Cool things you might not know about Lanark County

We’re going to let you in on a few secrets about Lanark County. You’ll be amazed how much we have going on! And if you’d like more details on any of them, just ask. We’re happy to share.


Lanark County is the home of the man who invented basketball. Dr. James Naismith grew up in Almonte. Today, you’ll find a museum dedicated to his life and work in the historic Mill of Kintail.


Upper Canada’s last fatal duel unfolded in Perth. On June 13, 1833, two young law students pulled out pistols to battle over the honour of one Miss Elizabeth Hughes, a local schoolteacher. John Wilson thought his former friend Robert Lyon had been a bit too cuddly with Hughes—whom, coincidentally, Wilson had an unrequited crush on. In the duel, Wilson fatally shot Lyon. He was later acquitted, married Hughes, and became a politician and judge.


Canada’s largest collection of orchids blooms at Purdon Conservation Area. In the early 1930s, Joe Purdon came upon a wild cluster of Showy Lady Slipper orchids. He nurtured the colony, and now some 16,000 plants flower for three weeks each June.


Speaking of flowers, the village of Franktown bills itself as the Lilac Capital of Ontario and holds a lilac festival each spring.


Ontario’s only UNESCO World Heritage Site forms part of Lanark County’s southern border. A treasured destination for boaters and paddlers, the 202-kilometre Rideau Canal was constructed between 1826 and 1832 to connect what are now Ottawa and Kingston.


You can see ice underground in August. That’s just one of the cool things about the Silver Queen Mica Mine in Murphy’s Point Provincial Park. Miners dug up mica, apatite and feldspar here from 1903 to 1920. Today, visitors can take a guided tour to the chilly depths (hence, the ice in August) to see a wall coated with moss, ferns and flowers that flourish in the cool mine atmosphere.


The beautiful Pakenham Five Span Bridge is a double engineering marvel. First, it is one of the only five-arch bridges in North America. And, second, it was laboriously taken apart, stone by stone, in 1984 so that a concrete understructure could be built. Then the stones—including one that weighs five tonnes—were carefully replaced in their original positions.

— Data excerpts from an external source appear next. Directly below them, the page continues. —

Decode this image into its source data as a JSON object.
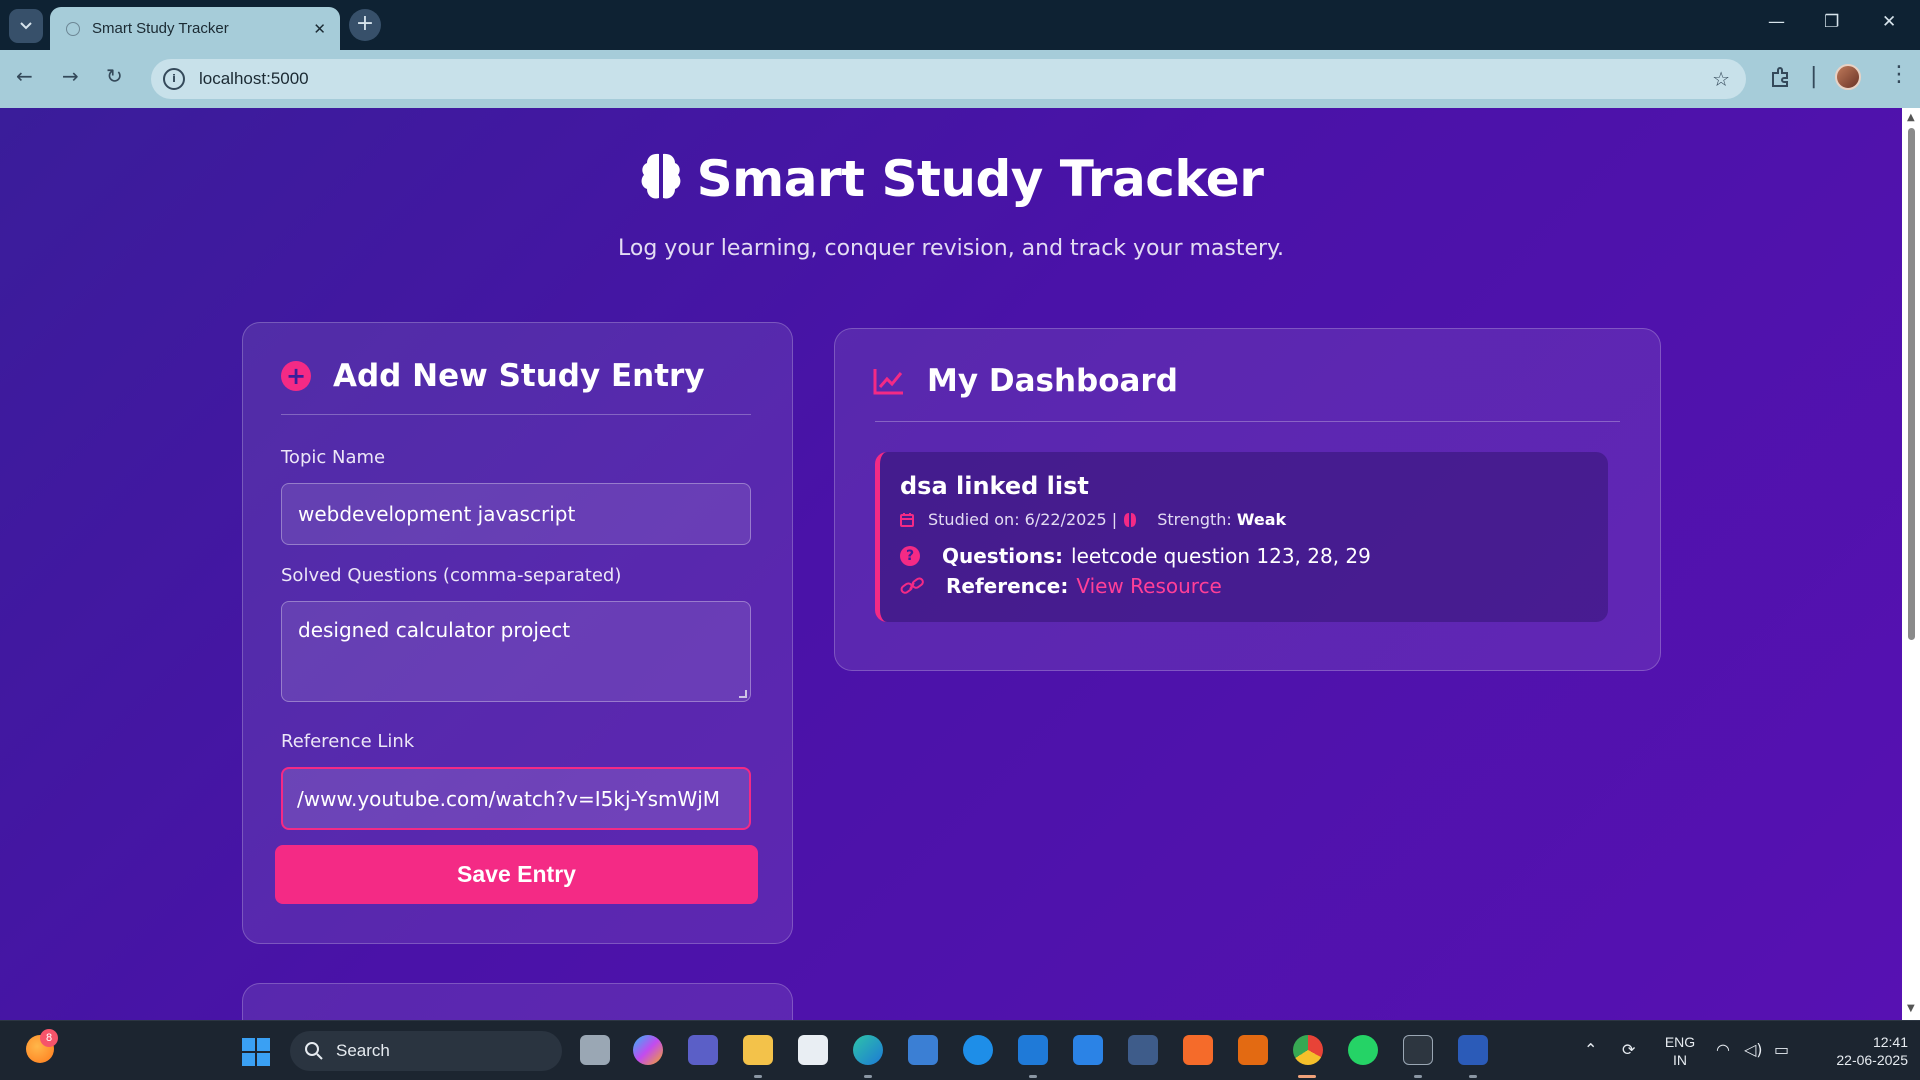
{
  "browser": {
    "tab_title": "Smart Study Tracker",
    "tab_close": "✕",
    "new_tab": "+",
    "url": "localhost:5000",
    "window_controls": {
      "minimize": "—",
      "restore": "❐",
      "close": "✕"
    }
  },
  "header": {
    "title": "Smart Study Tracker",
    "subtitle": "Log your learning, conquer revision, and track your mastery."
  },
  "form": {
    "heading": "Add New Study Entry",
    "topic_label": "Topic Name",
    "topic_value": "webdevelopment  javascript",
    "questions_label": "Solved Questions (comma-separated)",
    "questions_value": "designed calculator project",
    "reference_label": "Reference Link",
    "reference_value": "/www.youtube.com/watch?v=I5kj-YsmWjM",
    "save_label": "Save Entry"
  },
  "dashboard": {
    "heading": "My Dashboard",
    "entries": [
      {
        "title": "dsa linked list",
        "studied_on": "Studied on: 6/22/2025 |",
        "strength_label": "Strength:",
        "strength_value": "Weak",
        "questions_label": "Questions:",
        "questions_value": "leetcode question 123, 28, 29",
        "reference_label": "Reference:",
        "reference_link": "View Resource"
      }
    ]
  },
  "taskbar": {
    "notification_count": "8",
    "search_label": "Search",
    "lang_top": "ENG",
    "lang_bottom": "IN",
    "time": "12:41",
    "date": "22-06-2025"
  },
  "colors": {
    "accent": "#f42a85",
    "page_bg_start": "#3a1d9a",
    "page_bg_end": "#5711b2",
    "chrome_bg": "#a6ccd9"
  }
}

Lanark County hosts festivals dedicated to garlic, puppets and Volkswagen buses. BusFusion takes place in Almonte in June, which is also home to the Puppets Up! International Puppet Festival in August. The Perth Garlic Festival takes over Perth the following August weekend.


Puppets Up! International Puppet Festival:

Perth Garlic Festival:


A labyrinth in Carleton Place is designed to foster meditation and reflection. The landscaped, circular labyrinth opened in 2011 and is wheelchair accessible.